Tools like Microsoft Copilot are looking to help with these security and privacy concerns by bringing the AI into the development environment and providing a more controlled space for the developer to gain the efficiencies and assistance they are looking for. The integration of Copilot in software development environments is designed to provide a seamless developer experience while promising to keep the data and input secure. Developers can interact with Copilot through IntelliSense, a code completion feature in the development environment. They can accept suggestions with a keystroke and easily modify or adapt the generated code to fit their specific needs. Tools like these should be embraced by developers in order to take advantage of the potential time savings as well as the reduction of possible defects and security issues being introduced by poor coding practices.

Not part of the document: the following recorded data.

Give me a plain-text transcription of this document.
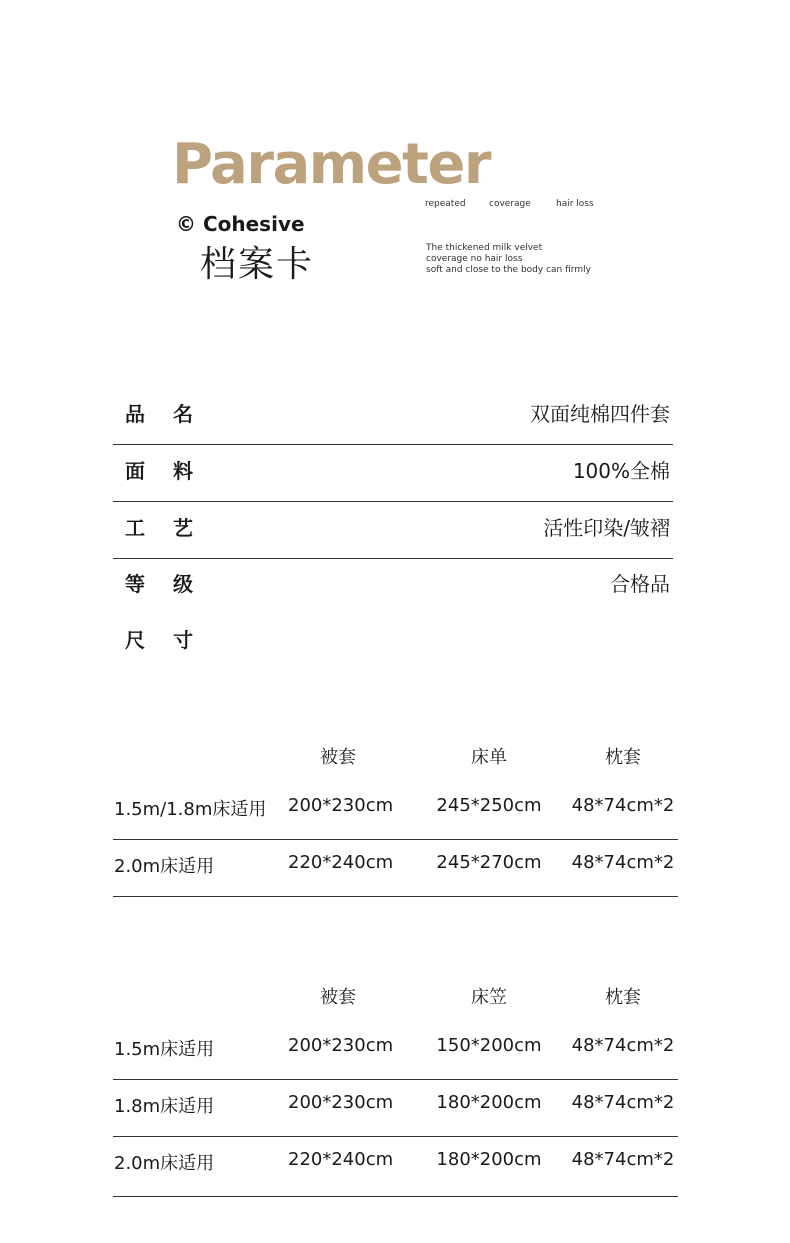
Parameter
© Cohesive
档案卡
repeated	coverage	hair loss
The thickened milk velvet
coverage no hair loss
soft and close to the body can firmly
品名	双面纯棉四件套
面料	100%全棉
工艺	活性印染/皱褶
等级	合格品
尺寸
被套	床单	枕套
1.5m/1.8m床适用 200*230cm 245*250cm 48*74cm*2
2.0m床适用	220*240cm 245*270cm 48*74cm*2
被套	床笠	枕套
1.5m床适用	200*230cm 150*200cm 48*74cm*2
1.8m床适用	200*230cm 180*200cm 48*74cm*2
2.0m床适用	220*240cm 180*200cm 48*74cm*2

Despite its numerous advantages, the integration of AI into software development introduces security considerations just like any other tool leveraged in the SDLC. Any AI-powered tool must be free from exposing the organization to cyber risks, and humans are still required to ensure that the AI generated content is meeting the requirements and standards of the organization. When these risks are allowed to perpetuate in an organization it can lead to unintended results specifically when there is a lack of human oversight in the created code. There have been some cases of GPT generated code that contained security vulnerabilities or violated programming best practices. This highlights the need for careful oversight and validation when using AI-generated code. The responsibility ultimately falls on developers and organizations to review and verify the code generated by AI systems to ensure its correctness, security, and adherence to coding standards.

Like every technology change that came before, AI will have an impact on the way that software is developed providing efficiencies and creating a faster speed to market for organizations. While these AI technologies hold immense potential to revolutionize software development, the security challenges remain and the risk to the organization is likely to increase while it is still being determined how to harness this amazing leap in technology.